Aerosolized antibiotics refer to antibiotics delivered with a nebulizer directly to the sinuses. It has been proposed as a treatment for patients who have chronic sinusitis or acute exacerbations of chronic sinusitis.
Chronic sinusitis is defined as a group of disorders characterized by inflammation of the mucosa of the nose and paranasal sinuses of at least twelve consecutive weeks duration. Clinical signs include purulent drainage, and various imaging studies (i.e., computed tomography, magnetic resonance imaging or plain film radiography) may reveal polyps, edema, erythema, or granulation tissue of the sinuses. Chronic sinusitis may be associated with asthma, allergies, dental disease, polyposis, cystic fibrosis, and immunodeficiency syndromes. It is assumed that bacteria contribute to the pathophysiology of chronic sinusitis, but their exact contribution is still unclear. For example, chronic sinusitis probably represents a continuous spectrum of patho-physiologies ranging from a purely infectious etiology to non-infectious or allergic inflammation.
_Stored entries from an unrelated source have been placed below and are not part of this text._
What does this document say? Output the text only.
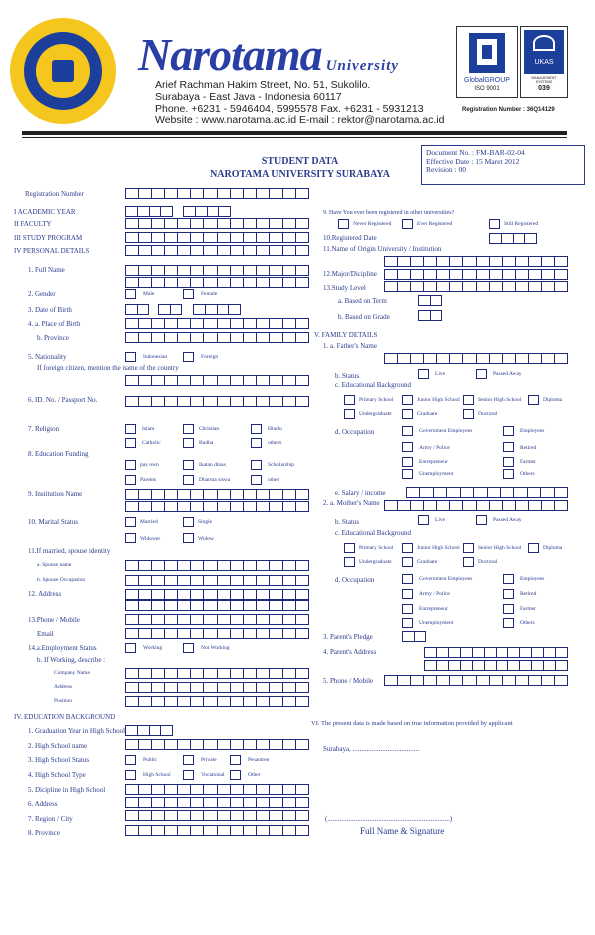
Narotama University
Arief Rachman Hakim Street, No. 51, Sukolilo.
Surabaya - East Java - Indonesia 60117
Phone. +6231 - 5946404, 5995578 Fax. +6231 - 5931213
Website : www.narotama.ac.id E-mail : rektor@narotama.ac.id
GlobalGROUP
ISO 9001
UKAS
MANAGEMENT SYSTEMS
039
Registration Number : 36Q14129
STUDENT DATA
NAROTAMA UNIVERSITY SURABAYA
Document No. : FM-BAR-02-04
Effective Date : 15 Maret 2012
Revision : 00
Registration Number
I ACADEMIC YEAR
II FACULTY
III STUDY PROGRAM
IV PERSONAL DETAILS
1. Full Name
2. Gender	Male	Female
3. Date of Birth
4. a. Place of Birth
b. Province
5. Nationality	Indonesian	Foreign
If foreign citizen, mention the name of the country
6. ID. No. / Passport No.
7. Religion	Islam	Christian	Hindu
Catholic	Budha	others
8. Education Funding
pay own	Ikatan dinas	Scholarship
Parents	Dharma siswa	other
9. Institution Name
10. Marital Status	Married	Single
Widower	Widow
11.If married, spouse identity
a. Spouse name
b. Spouse Occupation
12. Address
13.Phone / Mobile
Email
14.a.Employment Status	Working	Not Working
b. If Working, describe :
Company Name
Address
Position
IV. EDUCATION BACKGROUND
1. Graduation Year in High School
2. High School name
3. High School Status	Public	Private	Pesantren
4. High School Type	High School	Vocational	Other
5. Dicipline in High School
6. Address
7. Region / City
8. Province
9. Have You ever been registered in other universities?
Never Registered	Ever Registered	Still Registered
10.Registered Date
11.Name of Origin University / Institution
12.Major/Dicipline
13.Study Level
a. Based on Term
b. Based on Grade
V. FAMILY DETAILS
1. a. Father's Name
b. Status	Live	Passed Away
c. Educational Background
Primary School	Junior High School	Senior High School	Diploma
Undergraduate	Graduate	Doctoral
d. Occupation	Government Employees	Employees
Army / Police	Retired
Entrepreneur	Farmer
Unemployment	Others
e. Salary / income
2. a. Mother's Name
b. Status	Live	Passed Away
c. Educational Background
Primary School	Junior High School	Senior High School	Diploma
Undergraduate	Graduate	Doctoral
d. Occupation	Government Employees	Employees
Army / Police	Retired
Entrepreneur	Farmer
Unemployment	Others
3. Parent's Pledge
4. Parent's Address
5. Phone / Mobile
VI. The present data is made based on true information provided by applicant
Surabaya, ......................................
(......................................................................)
Full Name & Signature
In addition, it is possible that the presence of bacteria colonization may aggravate a noninfectious inflammation.
Conventional treatment for chronic sinusitis includes various combinations of oral antibiotics, decongestants, mucolytics, and topical corticosteroids. Endoscopic sinus surgery to improve the ventilation within the osteo meatal complex may be offered to those patients who fail medical management. After endoscopic sinus surgery, the sinus ostia are patent and communicate with the nasal cavity, thus offering an opportunity to deliver aerosolized antibiotics topically to the sinus cavities.
In June 2006, the LC® Star Reusable Nebulizer with Nasal Adapter (PARI Innovative Manufacturers, Inc.) was cleared for marketing by the U.S. Food and Drug Administration (FDA) through the 510(k) process. The FDA determined that this device was substantially equivalent to existing devices for the inhalation treatment of aerosolized medications.